Como resultado destes mau-tratos, a LGDH e a Ordem dos Advogados entraram em cena para apoiar todos os envolvidos. Sendo organizações que promovem e protegem os direitos humanos da população, as entidades responsabilizaram-se em assegurar que a justiça será servida, mesmo tendo a própria lei contra elas. “Quando os cidadãos foram arbitrariamente detidos pela polícia, fizemos aquilo que habialmente fazemos. Para além de termos denunciado o sucedido, fizemos vários contactos com as autoridades nacionais, os quais resultaram na libertação de 84 detidos no segundo dia das detenções”, diz Bubacar. “No entanto, adoptamos outras estratégias de pressão, nomeadamente vigílias, produção de materiais de comunicação e de pressão, entrevistas e denúncias junto à imprensa internacional e dos parceiros internacionais. Igualmente, em parceria com a Ordem dos Advogados, foi requerida providência de Habeas Corpus que culminou com a ordem de libertação imediata de todos os detidos”, confirma.

Para além do tratamento que receberam, os manifestantes não tiveram a oportunidade de comunicar com o exterior e informar entes queridos do ocorrido. “No meu caso, tive tempo de enviar uma mensagem a avisar o que estava prestes a acontecer e isso ajudou a localizar o meu paradeiro. Ao chegarmos à esquadra,retiraram-nos os telefones e não pudemos contatar nem família nem representantes legais. E mesmo com o envolvimento da LGDH e da Ordem dos Advogados, foi difícil. Todavia, estamos muito gratos por todos os esforços que ambas as entidades têm feito para que isto se resolva”, aponta Erickson. 

Mesmo não podendo divulgar as estratégias de longo prazo que pretendem implementar para combater o autoritarismo e promover os princípios democráticos na Guiné-Bissau, o presidente da LGDH assegura que a justica será resgatada no país. “Iremos manter a nossa luta, iremos desafiar este contexto cada vez mais autoritário e ditatorial. Iremos alargar o âmbito da nossa intervenção e aumentar a pressão junto do poder político, com todos os riscos que isso acarreta para a nossa vida e integridade fisica. É a nossa convicção,que a consolidação da democracia e o estado de direito tem um preço. Temos de estar preparados e preparadas para pagar um tributo pesado para que estes valores prevaleçam no nosso país”.

Apesar de vozes como Bubacar e Luís ressoarem a esperança para mudar o atual cenário social, o futuro é incerto. Em tom de frustração, Luís sublinha que “deveríamos estar a testemunhar a responsabilização criminal” por parte dos que limitaram o exercício da liberdade dos ativistas e os que ordenaram que fossem violentados ou torturados. “Só ordenar a libertação não basta.

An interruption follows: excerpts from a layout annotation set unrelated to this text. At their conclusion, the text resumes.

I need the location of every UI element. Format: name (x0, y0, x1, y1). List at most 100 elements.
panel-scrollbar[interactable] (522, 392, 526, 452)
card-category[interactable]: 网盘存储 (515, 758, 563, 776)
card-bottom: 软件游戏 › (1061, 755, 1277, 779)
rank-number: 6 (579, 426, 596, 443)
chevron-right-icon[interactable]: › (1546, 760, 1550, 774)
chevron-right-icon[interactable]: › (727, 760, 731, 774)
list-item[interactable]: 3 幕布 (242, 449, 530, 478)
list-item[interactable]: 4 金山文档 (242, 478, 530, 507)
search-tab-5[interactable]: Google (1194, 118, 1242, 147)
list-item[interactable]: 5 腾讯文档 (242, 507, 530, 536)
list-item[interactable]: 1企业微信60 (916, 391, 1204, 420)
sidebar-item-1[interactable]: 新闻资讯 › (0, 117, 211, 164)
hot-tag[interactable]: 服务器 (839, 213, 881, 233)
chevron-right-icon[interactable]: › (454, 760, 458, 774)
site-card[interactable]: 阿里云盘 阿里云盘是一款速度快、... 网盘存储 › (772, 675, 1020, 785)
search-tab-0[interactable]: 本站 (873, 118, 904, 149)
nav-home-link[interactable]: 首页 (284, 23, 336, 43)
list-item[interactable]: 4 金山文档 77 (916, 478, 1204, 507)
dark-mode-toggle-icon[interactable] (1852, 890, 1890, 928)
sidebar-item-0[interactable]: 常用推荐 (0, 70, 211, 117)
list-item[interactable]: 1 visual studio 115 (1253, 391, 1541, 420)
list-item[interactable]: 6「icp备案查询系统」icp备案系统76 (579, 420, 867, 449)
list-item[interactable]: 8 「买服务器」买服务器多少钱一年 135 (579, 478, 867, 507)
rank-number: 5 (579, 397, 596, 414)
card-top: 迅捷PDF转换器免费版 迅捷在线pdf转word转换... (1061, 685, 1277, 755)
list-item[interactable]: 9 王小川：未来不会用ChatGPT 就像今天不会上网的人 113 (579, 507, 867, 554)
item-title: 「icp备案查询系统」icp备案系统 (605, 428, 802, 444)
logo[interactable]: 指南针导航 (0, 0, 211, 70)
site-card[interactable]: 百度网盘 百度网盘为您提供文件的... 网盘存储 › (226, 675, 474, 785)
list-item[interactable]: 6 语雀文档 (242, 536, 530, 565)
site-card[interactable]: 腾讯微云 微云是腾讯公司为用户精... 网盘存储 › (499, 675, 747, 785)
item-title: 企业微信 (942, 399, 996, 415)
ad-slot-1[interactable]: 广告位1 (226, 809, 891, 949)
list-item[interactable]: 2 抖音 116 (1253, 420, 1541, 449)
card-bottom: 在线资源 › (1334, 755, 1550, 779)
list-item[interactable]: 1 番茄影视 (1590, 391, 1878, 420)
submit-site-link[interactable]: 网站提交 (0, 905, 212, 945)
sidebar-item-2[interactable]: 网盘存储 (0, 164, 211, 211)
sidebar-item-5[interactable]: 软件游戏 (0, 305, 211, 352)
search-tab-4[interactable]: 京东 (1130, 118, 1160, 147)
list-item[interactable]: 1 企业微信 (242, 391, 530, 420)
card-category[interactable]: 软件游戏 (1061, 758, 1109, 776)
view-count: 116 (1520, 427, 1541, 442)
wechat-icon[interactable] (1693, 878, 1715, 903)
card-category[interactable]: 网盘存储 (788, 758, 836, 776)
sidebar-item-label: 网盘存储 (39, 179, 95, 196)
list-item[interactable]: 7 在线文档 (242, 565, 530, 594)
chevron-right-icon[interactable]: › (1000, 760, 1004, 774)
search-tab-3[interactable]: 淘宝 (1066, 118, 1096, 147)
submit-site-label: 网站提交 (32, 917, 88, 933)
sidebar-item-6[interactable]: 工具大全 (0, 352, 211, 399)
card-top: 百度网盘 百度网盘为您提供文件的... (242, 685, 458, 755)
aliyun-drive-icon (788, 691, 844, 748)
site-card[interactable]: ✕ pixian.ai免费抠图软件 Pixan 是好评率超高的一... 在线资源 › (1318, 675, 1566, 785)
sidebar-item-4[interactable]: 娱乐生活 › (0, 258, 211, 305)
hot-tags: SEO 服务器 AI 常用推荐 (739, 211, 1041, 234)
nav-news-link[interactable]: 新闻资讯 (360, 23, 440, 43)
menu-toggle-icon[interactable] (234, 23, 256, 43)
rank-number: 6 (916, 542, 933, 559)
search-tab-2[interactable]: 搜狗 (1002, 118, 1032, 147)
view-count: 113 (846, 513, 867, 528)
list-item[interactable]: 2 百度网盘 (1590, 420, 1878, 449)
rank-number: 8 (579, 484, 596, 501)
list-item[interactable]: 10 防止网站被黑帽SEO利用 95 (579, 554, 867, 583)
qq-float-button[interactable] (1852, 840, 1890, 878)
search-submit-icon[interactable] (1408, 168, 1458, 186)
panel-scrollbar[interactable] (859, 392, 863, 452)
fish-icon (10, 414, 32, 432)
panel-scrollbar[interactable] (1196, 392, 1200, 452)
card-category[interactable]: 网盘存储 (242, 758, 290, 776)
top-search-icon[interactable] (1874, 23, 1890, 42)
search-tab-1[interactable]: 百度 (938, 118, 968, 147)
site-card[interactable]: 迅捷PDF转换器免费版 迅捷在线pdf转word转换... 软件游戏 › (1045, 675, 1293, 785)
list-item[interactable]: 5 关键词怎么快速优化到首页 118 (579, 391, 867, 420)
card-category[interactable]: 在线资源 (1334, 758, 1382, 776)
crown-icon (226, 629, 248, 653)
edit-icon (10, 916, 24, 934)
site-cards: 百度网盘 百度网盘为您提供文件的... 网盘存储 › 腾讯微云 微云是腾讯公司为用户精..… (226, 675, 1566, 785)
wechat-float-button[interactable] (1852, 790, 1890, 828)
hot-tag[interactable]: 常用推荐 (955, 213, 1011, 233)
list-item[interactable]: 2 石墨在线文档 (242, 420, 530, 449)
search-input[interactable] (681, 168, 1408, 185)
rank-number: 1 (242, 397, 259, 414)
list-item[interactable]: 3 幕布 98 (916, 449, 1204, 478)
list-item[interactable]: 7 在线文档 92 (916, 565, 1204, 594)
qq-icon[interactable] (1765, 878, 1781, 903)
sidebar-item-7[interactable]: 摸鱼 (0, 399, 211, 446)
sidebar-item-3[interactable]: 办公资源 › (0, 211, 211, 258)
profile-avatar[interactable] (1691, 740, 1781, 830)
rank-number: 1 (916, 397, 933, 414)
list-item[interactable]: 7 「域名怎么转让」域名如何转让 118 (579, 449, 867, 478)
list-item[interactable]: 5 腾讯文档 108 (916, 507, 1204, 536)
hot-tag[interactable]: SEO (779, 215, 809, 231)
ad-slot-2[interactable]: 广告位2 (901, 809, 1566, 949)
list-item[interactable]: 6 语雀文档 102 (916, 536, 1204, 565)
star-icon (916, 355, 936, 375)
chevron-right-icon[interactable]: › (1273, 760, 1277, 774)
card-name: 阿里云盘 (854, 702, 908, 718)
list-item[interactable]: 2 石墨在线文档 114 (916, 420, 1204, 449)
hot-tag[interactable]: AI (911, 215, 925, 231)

Deveria haver muito mais”, afirma o advogado. “Seja como for, o próprio o juiz que esteve envolvido declarou que houve abuso de autoridade porque o direito de manifestação não é um direito que se pede, é de exercício imediato. De momento, estamos a trabalhar para que todas as provas sejam documentadas no que toca a tortura, para que as possamos apresentar através de uma queixa, não só no plano doméstico como também no plano internacional”, reforça. 

Apesar de ser um momento de alta tensão e dúvida para todos, em relação, aos seus planos e esperanças para o futuro, tanto pessoalmente como para o movimento ativista na Guiné-Bissau, Erickson frisa que este momento na história da Guiné-Bissau “foi um exemplo de como é que a nossa força de segurança, através das nossas autoridades políticas, tende a responder a estas situações. Situações em que se encontram postas a escrutínio público”. Diante disso, espera que continuem a surgir vários movimentos espontâneos, sobretudo para esclarecer o governo quais são as causas que o povo defende. “Tem que ser feito. Não temos de estar inscritos em movimentos para ser agentes da mudança. Basta seguirmos o nosso dever cívico e sentir um senso de responsabilidade para o bem estar dos nossos e do nosso país. A bem ou a mal, isto é uma luta de todos nós porque vai além da sobrevivência”.